As soon as the door shuts and Zed is gone—gone for good—I close my eyes and lay my head back against the chair. I don’t know what I’m feeling. All of my emotions are jumbled, swirling around me in a cloud of confusion. Part of me feels relieved to end this back-and-forth between Zed and me. But another, smaller part feels a significant loss. Zed is the only one of Hardin’s so-called friends who’s been there for me constantly, and it’s strange to realize that I’ll never see him again. The tears burn, unwelcomed, down my cheeks as I try to collect myself. I shouldn’t be crying over this. I should be happy that I can finally close the book on Zed, tuck it away, leaving it only to collect dust, never to be opened again.

It’s not that I want to be with him, it’s not that I love him, it’s not that I would ever choose him over Hardin; it’s just that I do care for him, and I wish things had played out differently. I wish I would have kept our relationship strictly platonic—maybe then I wouldn’t have to completely cut him out of my life.

I don’t know why he came back in here, but I’m glad he left before he could say anything to confuse me or hurt Hardin further.

My office phone rings, and I clear my throat before answering. When I say “Hello,” I sound pathetic.

Hardin’s voice carries through strong and clear. “Did he leave?”

“Yeah.”

“Are you crying?”

“I’m just . . .” I start.

“What?” he implores.

“I don’t know, I’m just glad it’s over.” I wipe at my eyes again.

He sighs through the line and surprises me by simply saying, “Me, too.”

The tears are no longer falling, but my voice is hideous. “Thank you”—I pause—“for being understanding about this.”

That went much better than I’d expected, and I don’t know if I should be relieved or slightly worried.
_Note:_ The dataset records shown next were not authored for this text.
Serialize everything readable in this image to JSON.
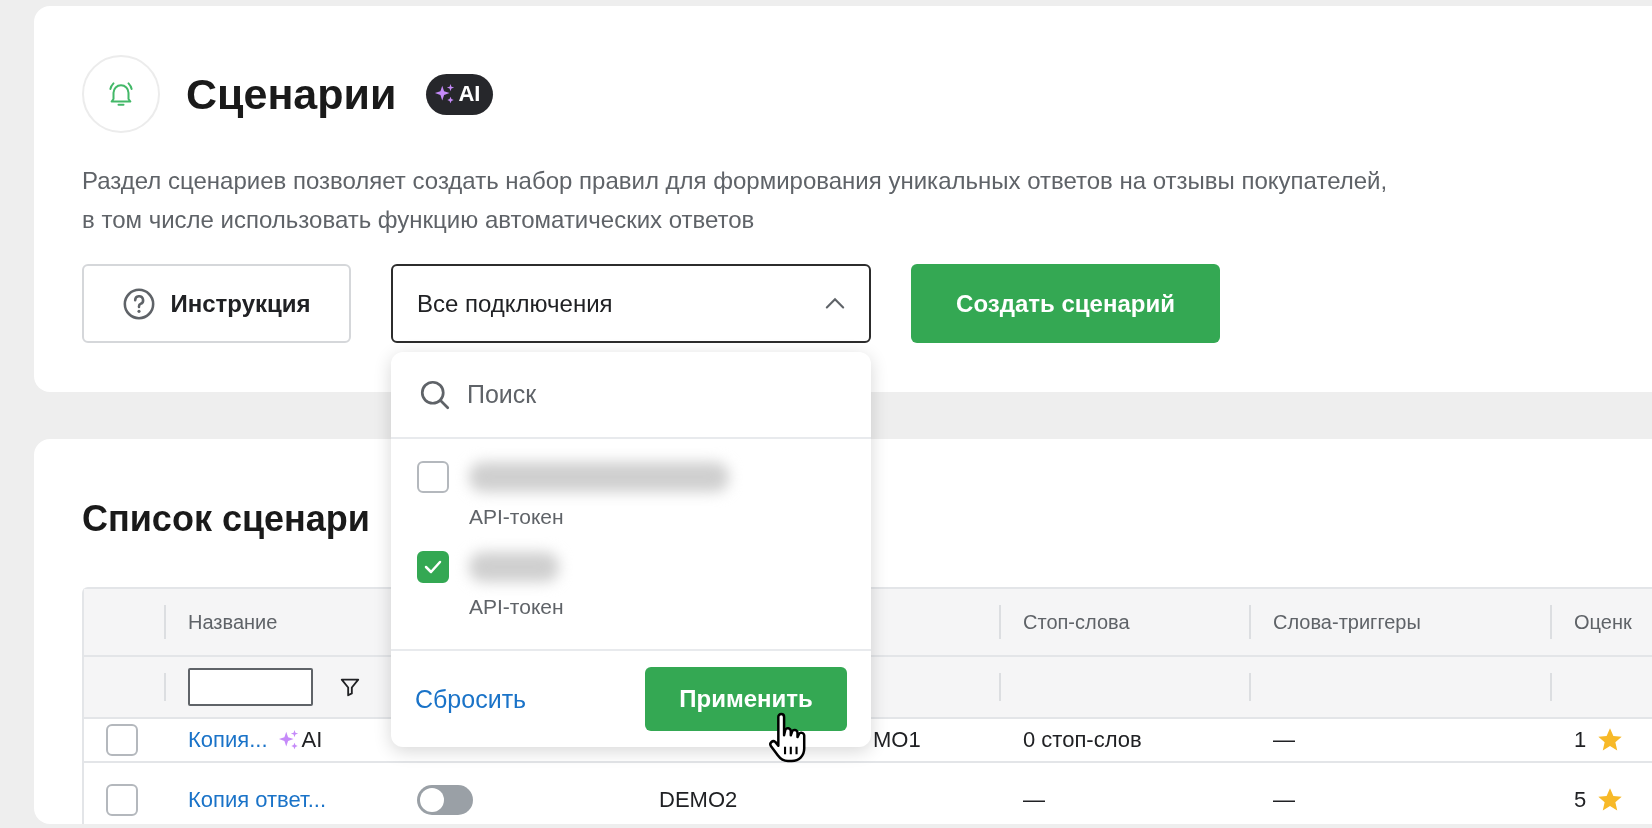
{
  "header": {
    "title": "Сценарии",
    "badge": "AI",
    "description": "Раздел сценариев позволяет создать набор правил для формирования уникальных ответов на отзывы покупателей,\nв том числе использовать функцию автоматических ответов"
  },
  "actions": {
    "help_button": "Инструкция",
    "connections_select": {
      "value": "Все подключения",
      "expanded": true
    },
    "create_button": "Создать сценарий"
  },
  "connections_dropdown": {
    "search_placeholder": "Поиск",
    "options": [
      {
        "type": "API-токен",
        "checked": false
      },
      {
        "type": "API-токен",
        "checked": true
      }
    ],
    "reset_link": "Сбросить",
    "apply_button": "Применить"
  },
  "list": {
    "title": "Список сценари",
    "columns": [
      {
        "label": "Название"
      },
      {
        "label": "Стоп-слова"
      },
      {
        "label": "Слова-триггеры"
      },
      {
        "label": "Оценк"
      }
    ],
    "rows": [
      {
        "checked": false,
        "name": "Копия...",
        "ai_badge": "AI",
        "connection": "MO1",
        "stop_words": "0 стоп-слов",
        "triggers": "—",
        "rating": "1"
      },
      {
        "checked": false,
        "name": "Копия ответ...",
        "enabled": false,
        "connection": "DEMO2",
        "stop_words": "—",
        "triggers": "—",
        "rating": "5"
      }
    ]
  }
}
I decide to go with relieved and finish the last of my time at Vance as peacefully as possible.

Around three, Kimberly stops by my office; behind her is a girl who I’m sure I’ve never seen at the office before.
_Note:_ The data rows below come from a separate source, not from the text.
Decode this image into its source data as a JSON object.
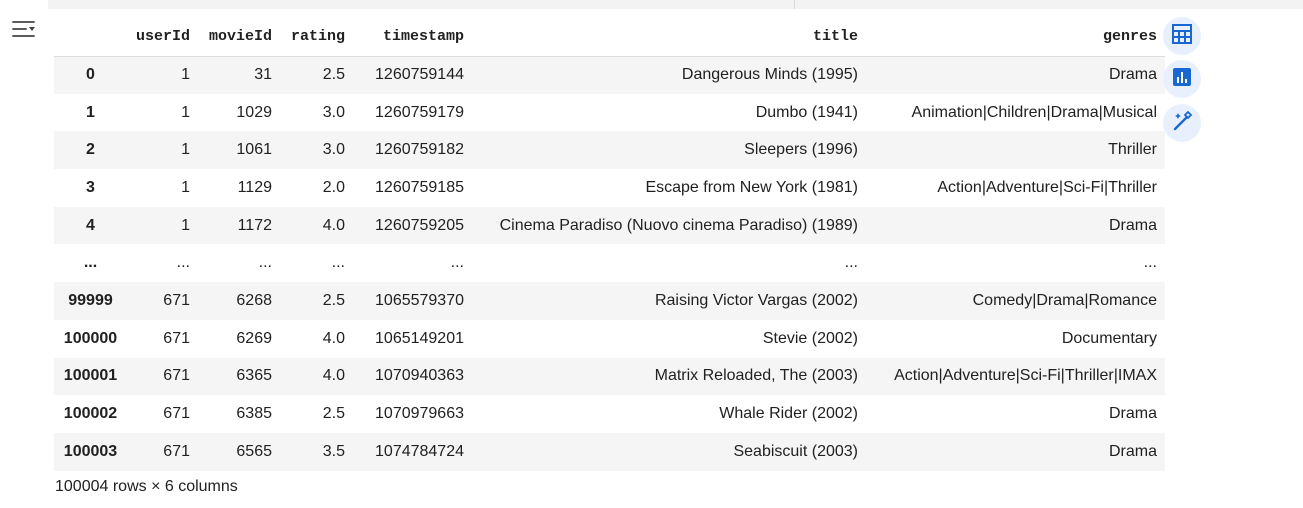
{
  "table": {
    "columns": [
      "userId",
      "movieId",
      "rating",
      "timestamp",
      "title",
      "genres"
    ],
    "rows": [
      {
        "index": "0",
        "cells": [
          "1",
          "31",
          "2.5",
          "1260759144",
          "Dangerous Minds (1995)",
          "Drama"
        ]
      },
      {
        "index": "1",
        "cells": [
          "1",
          "1029",
          "3.0",
          "1260759179",
          "Dumbo (1941)",
          "Animation|Children|Drama|Musical"
        ]
      },
      {
        "index": "2",
        "cells": [
          "1",
          "1061",
          "3.0",
          "1260759182",
          "Sleepers (1996)",
          "Thriller"
        ]
      },
      {
        "index": "3",
        "cells": [
          "1",
          "1129",
          "2.0",
          "1260759185",
          "Escape from New York (1981)",
          "Action|Adventure|Sci-Fi|Thriller"
        ]
      },
      {
        "index": "4",
        "cells": [
          "1",
          "1172",
          "4.0",
          "1260759205",
          "Cinema Paradiso (Nuovo cinema Paradiso) (1989)",
          "Drama"
        ]
      },
      {
        "index": "...",
        "cells": [
          "...",
          "...",
          "...",
          "...",
          "...",
          "..."
        ]
      },
      {
        "index": "99999",
        "cells": [
          "671",
          "6268",
          "2.5",
          "1065579370",
          "Raising Victor Vargas (2002)",
          "Comedy|Drama|Romance"
        ]
      },
      {
        "index": "100000",
        "cells": [
          "671",
          "6269",
          "4.0",
          "1065149201",
          "Stevie (2002)",
          "Documentary"
        ]
      },
      {
        "index": "100001",
        "cells": [
          "671",
          "6365",
          "4.0",
          "1070940363",
          "Matrix Reloaded, The (2003)",
          "Action|Adventure|Sci-Fi|Thriller|IMAX"
        ]
      },
      {
        "index": "100002",
        "cells": [
          "671",
          "6385",
          "2.5",
          "1070979663",
          "Whale Rider (2002)",
          "Drama"
        ]
      },
      {
        "index": "100003",
        "cells": [
          "671",
          "6565",
          "3.5",
          "1074784724",
          "Seabiscuit (2003)",
          "Drama"
        ]
      }
    ]
  },
  "summary": "100004 rows × 6 columns",
  "icons": {
    "toggle": "output-collapse-icon",
    "table": "interactive-table-icon",
    "chart": "bar-chart-icon",
    "magic": "magic-wand-icon"
  },
  "colors": {
    "accent": "#1967d2",
    "button_bg": "#e8f0fe",
    "stripe": "#f5f5f5"
  }
}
“Tessa, this is Amy, my replacement,” Kimberly says, introducing the quiet yet stunning girl.

I get up from where I’m reading, trying to reassure Amy with a friendly smile. “Hi, Amy. I’m Tessa. You’ll love it here.”

“Thank you! I already love it,” she says excitedly.

Kim laughs. “Well, I just wanted to stop by your office while we were pretending to be taking a tour of the building.”

“Oh yes. You’re teaching her to replace you, all right,” I tease.

“Hey! Being engaged to the boss has its perks,” Kim jokes back.

Beside her, Amy laughs, and then Kimberly leads her down another hallway. My last day here finally ends, and I find myself wishing it could have gone slower. I’m going to miss this place, and I’m slightly nervous to go home to Hardin.

I take one last look around my first office. My eyes focus on the desk first. My stomach tightens as memories of Hardin and me on the desk flood my senses. It seems so extreme: having sex in an office when anyone could walk in at any moment. I was too distracted by Hardin to think of anything else . . . which seems to be a pattern in my everyday life.

ON THE WAY HOME I stop by Conner’s to get a few groceries—just enough to make dinner tonight, since we’re leaving in the morning. I’m excited but nervous about the trip. I hope Hardin can keep his temper in check for the two-day vacation with his family.

Since that doesn’t seem likely, my next hope is that the boat is big enough for the five of us to have a little breathing room.